Sabrina Gernholt (Bonn)
Fluctuations of a tagged particle in TASEP under influence of a deterministic wall
We consider a totally asymmetric simple exclusion process on Z with step initial condition and with the presence of a rightward-moving wall that prevents the particles from jumping. Our aim is to determine the limiting distribution of a tagged particle whose fluctuations are influenced by the wall around multiple macroscopic times.

Matthew Nicoletti (MIT)
Perfect t-embeddings of the uniform hexagon
We construct and study the asymptotic properties of "perfect t-embeddings" of uniformly weighted hexagon graphs. Hexagon graphs are subgraphs of the honeycomb lattice, and the corresponding dimer model is equivalent to the model of uniformly random lozenge tilings of the hexagon. We provide exact formulas describing the perfect t-embeddings of these graphs, and we use these to prove the convergence of naturally associated discrete surfaces (coming from the "origami maps") to a maximal surface in Minkowski space carrying the conformal structure of the limiting Gaussian free field (GFF). The emergence of such a maximal surface is predicted to hold for a large class of dimer models by Chelkak, Laslier, and Russkikh. In addition, we check all conditions of a theorem of Chelkak, Laslier, and Russkikh which uses perfect t-embeddings to prove convergence of height fluctuations to the GFF, and thus we complete give a new proof, via t-embeddings, of convergence to the GFF. This is based on joint work with Marianna Russkikh and Tomas Berggren.

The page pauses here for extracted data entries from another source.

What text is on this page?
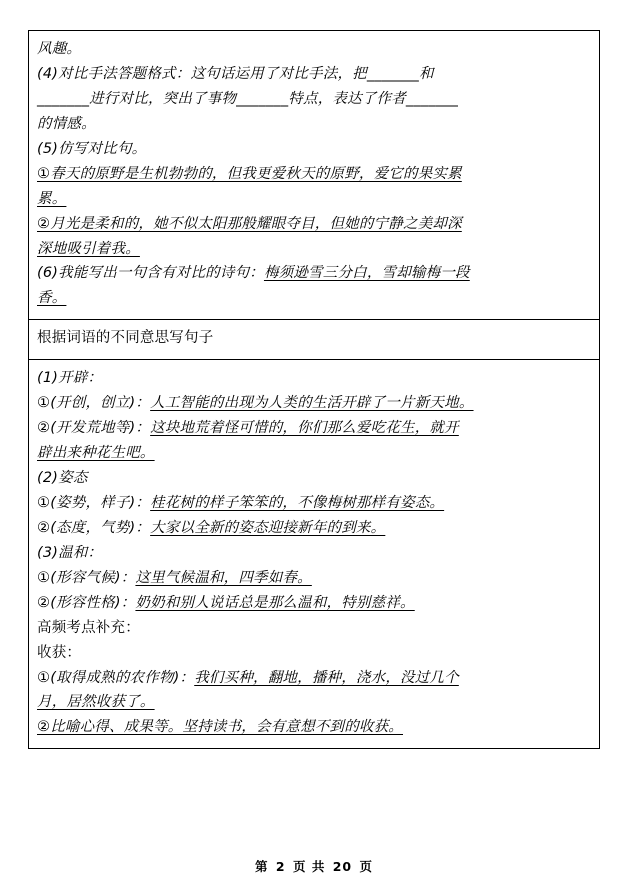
风趣。
(4)对比手法答题格式：这句话运用了对比手法，把_______和
_______进行对比，突出了事物_______特点，表达了作者_______
的情感。
(5)仿写对比句。
①春天的原野是生机勃勃的，但我更爱秋天的原野，爱它的果实累
累。
②月光是柔和的，她不似太阳那般耀眼夺目，但她的宁静之美却深
深地吸引着我。
(6)我能写出一句含有对比的诗句：梅须逊雪三分白，雪却输梅一段
香。

根据词语的不同意思写句子

(1)开辟：
①(开创，创立)：人工智能的出现为人类的生活开辟了一片新天地。
②(开发荒地等)：这块地荒着怪可惜的，你们那么爱吃花生，就开
辟出来种花生吧。
(2)姿态
①(姿势，样子)：桂花树的样子笨笨的，不像梅树那样有姿态。
②(态度，气势)：大家以全新的姿态迎接新年的到来。
(3)温和：
①(形容气候)：这里气候温和，四季如春。
②(形容性格)：奶奶和别人说话总是那么温和，特别慈祥。
高频考点补充：
收获：
①(取得成熟的农作物)：我们买种，翻地，播种，浇水，没过几个
月，居然收获了。
②比喻心得、成果等。坚持读书，会有意想不到的收获。
第 2 页 共 20 页
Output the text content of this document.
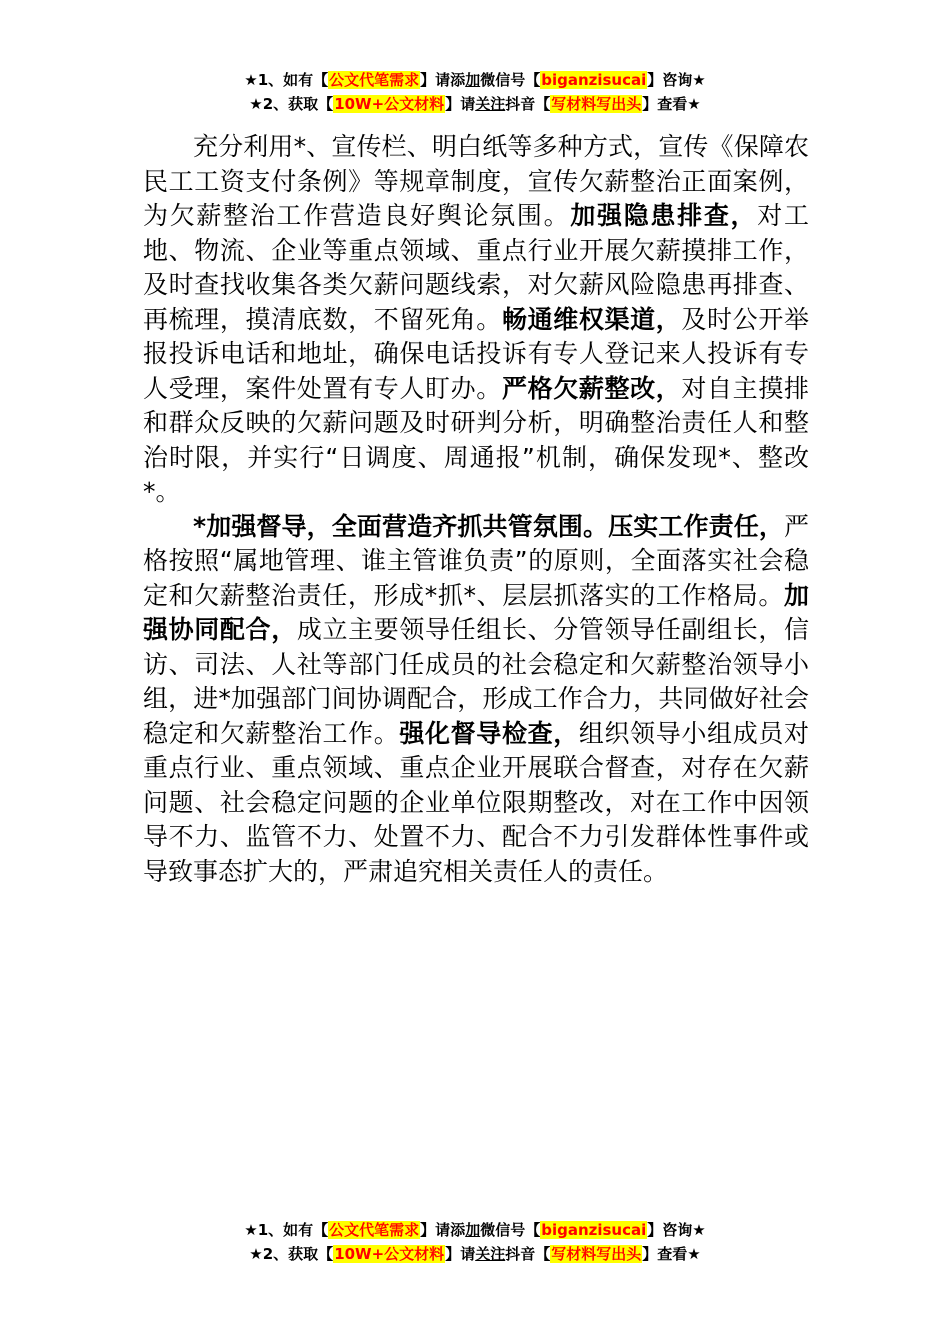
★1、如有【公文代笔需求】请添加微信号【biganzisucai】咨询★
★2、获取【10W+公文材料】请关注抖音【写材料写出头】查看★

充分利用*、宣传栏、明白纸等多种方式，宣传《保障农民工工资支付条例》等规章制度，宣传欠薪整治正面案例，为欠薪整治工作营造良好舆论氛围。加强隐患排查，对工地、物流、企业等重点领域、重点行业开展欠薪摸排工作，及时查找收集各类欠薪问题线索，对欠薪风险隐患再排查、再梳理，摸清底数，不留死角。畅通维权渠道，及时公开举报投诉电话和地址，确保电话投诉有专人登记来人投诉有专人受理，案件处置有专人盯办。严格欠薪整改，对自主摸排和群众反映的欠薪问题及时研判分析，明确整治责任人和整治时限，并实行“日调度、周通报”机制，确保发现*、整改*。

*加强督导，全面营造齐抓共管氛围。压实工作责任，严格按照“属地管理、谁主管谁负责”的原则，全面落实社会稳定和欠薪整治责任，形成*抓*、层层抓落实的工作格局。加强协同配合，成立主要领导任组长、分管领导任副组长，信访、司法、人社等部门任成员的社会稳定和欠薪整治领导小组，进*加强部门间协调配合，形成工作合力，共同做好社会稳定和欠薪整治工作。强化督导检查，组织领导小组成员对重点行业、重点领域、重点企业开展联合督查，对存在欠薪问题、社会稳定问题的企业单位限期整改，对在工作中因领导不力、监管不力、处置不力、配合不力引发群体性事件或导致事态扩大的，严肃追究相关责任人的责任。

★1、如有【公文代笔需求】请添加微信号【biganzisucai】咨询★
★2、获取【10W+公文材料】请关注抖音【写材料写出头】查看★
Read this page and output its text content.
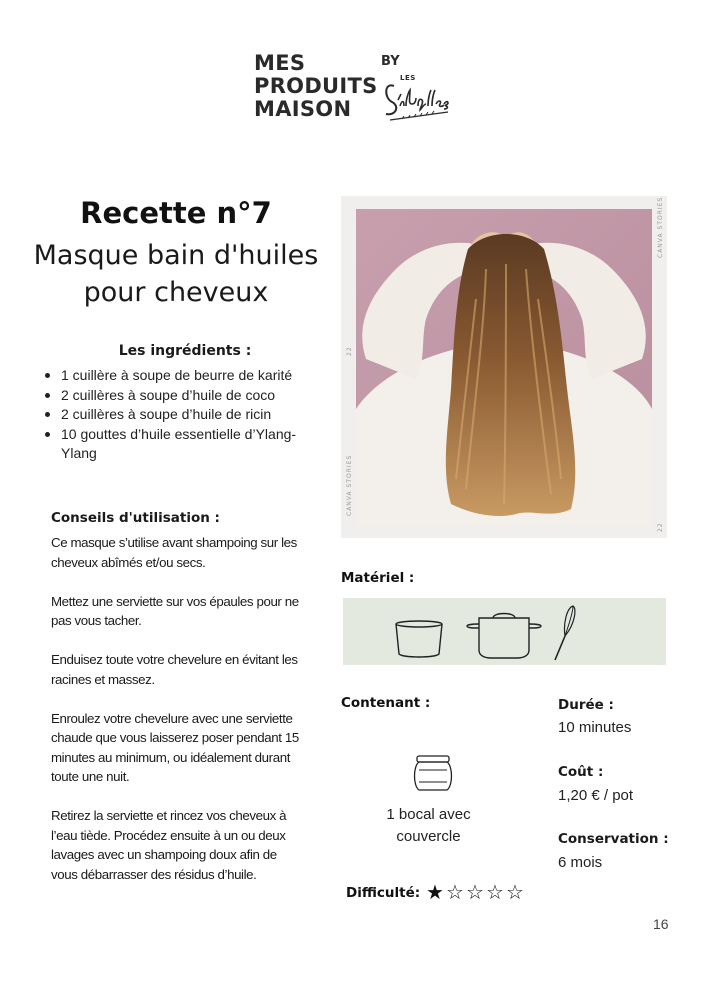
MES
PRODUITS
MAISON
BY
LES
Recette n°7
Masque bain d'huiles
pour cheveux
Les ingrédients :
1 cuillère à soupe de beurre de karité
2 cuillères à soupe d’huile de coco
2 cuillères à soupe d’huile de ricin
10 gouttes d’huile essentielle d’Ylang-Ylang
Conseils d'utilisation :

Ce masque s’utilise avant shampoing sur les cheveux abîmés et/ou secs.

Mettez une serviette sur vos épaules pour ne pas vous tacher.

Enduisez toute votre chevelure en évitant les racines et massez.

Enroulez votre chevelure avec une serviette chaude que vous laisserez poser pendant 15 minutes au minimum, ou idéalement durant toute une nuit.

Retirez la serviette et rincez vos cheveux à l’eau tiède. Procédez ensuite à un ou deux lavages avec un shampoing doux afin de vous débarrasser des résidus d’huile.

CANVA STORIES
22
CANVA STORIES
22
Matériel :
Contenant :
1 bocal avec
couvercle
Durée :
10 minutes
Coût :
1,20 € / pot
Conservation :
6 mois
Difficulté: ★ ☆ ☆ ☆ ☆
16
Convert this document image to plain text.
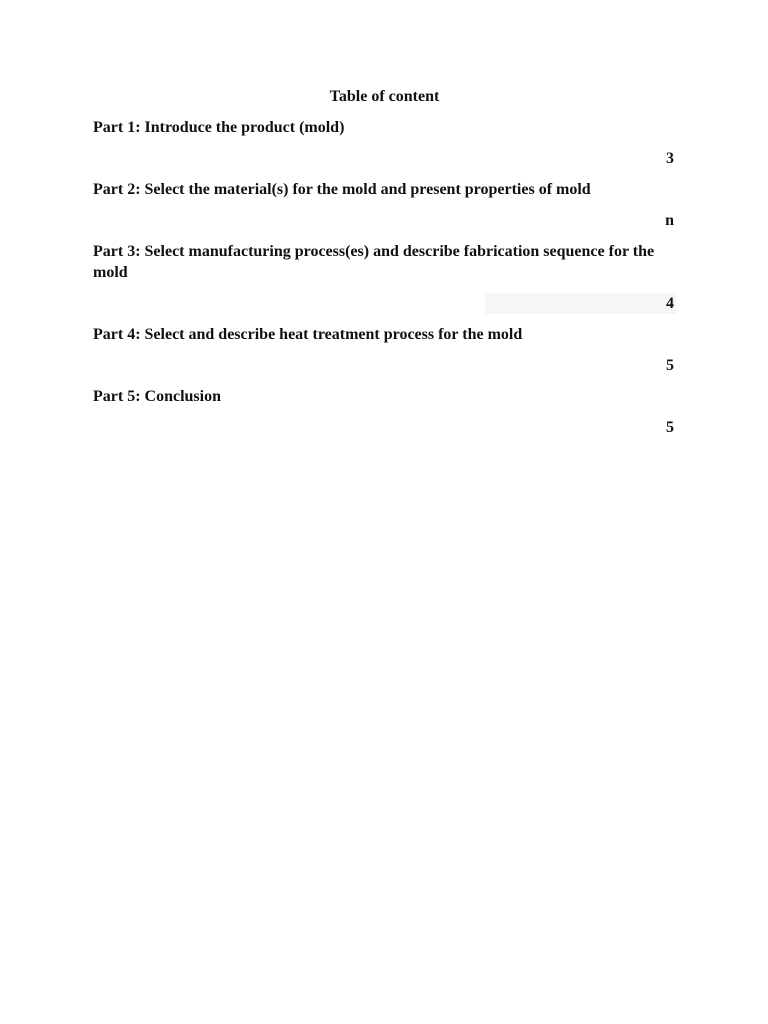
Table of content
Part 1: Introduce the product (mold)
3
Part 2: Select the material(s) for the mold and present properties of mold
n
Part 3: Select manufacturing process(es) and describe fabrication sequence for the mold
4
Part 4: Select and describe heat treatment process for the mold
5
Part 5: Conclusion
5
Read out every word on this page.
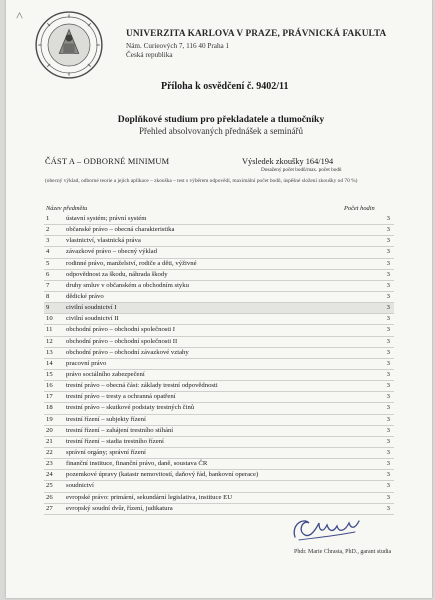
UNIVERZITA KARLOVA V PRAZE, PRÁVNICKÁ FAKULTA
Nám. Curieových 7, 116 40 Praha 1
Česká republika
Příloha k osvědčení č. 9402/11
Doplňkové studium pro překladatele a tlumočníky
Přehled absolvovaných přednášek a seminářů
ČÁST A – ODBORNÉ MINIMUM	Výsledek zkoušky 164/194
Dosažený počet bodů/max. počet bodů
(obecný výklad, odborné teorie a jejich aplikace – zkouška – test s výběrem odpovědí, maximální počet bodů, úspěšné složení zkoušky od 70 %)
Název předmětu	Počet hodin
1	ústavní systém; právní systém	3
2	občanské právo – obecná charakteristika	3
3	vlastnictví, vlastnická práva	3
4	závazkové právo – obecný výklad	3
5	rodinné právo, manželství, rodiče a děti, výživné	3
6	odpovědnost za škodu, náhrada škody	3
7	druhy smluv v občanském a obchodním styku	3
8	dědické právo	3
9	civilní soudnictví I	3
10	civilní soudnictví II	3
11	obchodní právo – obchodní společnosti I	3
12	obchodní právo – obchodní společnosti II	3
13	obchodní právo – obchodní závazkové vztahy	3
14	pracovní právo	3
15	právo sociálního zabezpečení	3
16	trestní právo – obecná část: základy trestní odpovědnosti	3
17	trestní právo – tresty a ochranná opatření	3
18	trestní právo – skutkové podstaty trestných činů	3
19	trestní řízení – subjekty řízení	3
20	trestní řízení – zahájení trestního stíhání	3
21	trestní řízení – stadia trestního řízení	3
22	správní orgány; správní řízení	3
23	finanční instituce, finanční právo, daně, soustava ČR	3
24	pozemkové úpravy (katastr nemovitostí, daňový řád, bankovní operace)	3
25	soudnictví	3
26	evropské právo: primární, sekundární legislativa, instituce EU	3
27	evropský soudní dvůr, řízení, judikatura	3
Phdr. Marie Chrasta, PhD., garant studia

Sergey Berezin (KU Leuven)
Functional CLT for Mittag-Leffler Ensemble with Hard Wall
The Mittag-Leffler ensemble restricted to an origin-centered disk in the bulk of the droplet features a natural hard edge at the boundary of the disk. This boundary is known as the hard wall. We will discuss a recent functional central limit theorem for dynamical additive statistics in the hard-edge scaling, i.e., at the distance O(1/n) from this hard wall.

Trung Vu (Illinois Urbana-Champaign)
Arctic curves of the T-system with Slanted Initial Data
The octahedron recurrence/equation can be viewed as a 2+1-dimensional discrete evolution equation. Generalizing the study of Di Francesco and Soto-Garrido, we consider initial data along parallel ``slanted" planes perpendicular to an arbitrary admissible direction (r,s,t) in Z_+^3. The solution of the T-system is interpreted as the partition function of a dimer model on some suitable ``pinecone" graph introduced in Bousquet-Mélou, J. Propp, and J. West. The T-system formulation and some exact solutions in uniform or periodic cases allow us to explore the thermodynamic limit of the corresponding dimer models and to derive exact arctic curves separating the various phases of the system.

Xincheng Zhang (Toronto) The totally asymmetric exclusion process and the fluctuations around its shock
The totally asymmetric exclusion process(TASEP) is one of the solvable models in the KPZ universality class. When TASEP starts with certain initial conditions, it presents shocks in the evolution. Particles near the shocks have fluctuations on the t^{1/3} scale. For one type of initial condition, the fluctuations are known to be on the t^{1/2} scale due to the initial randomness. In this talk, I will describe how to see the t^{1/3} fluctuations for these initial conditions.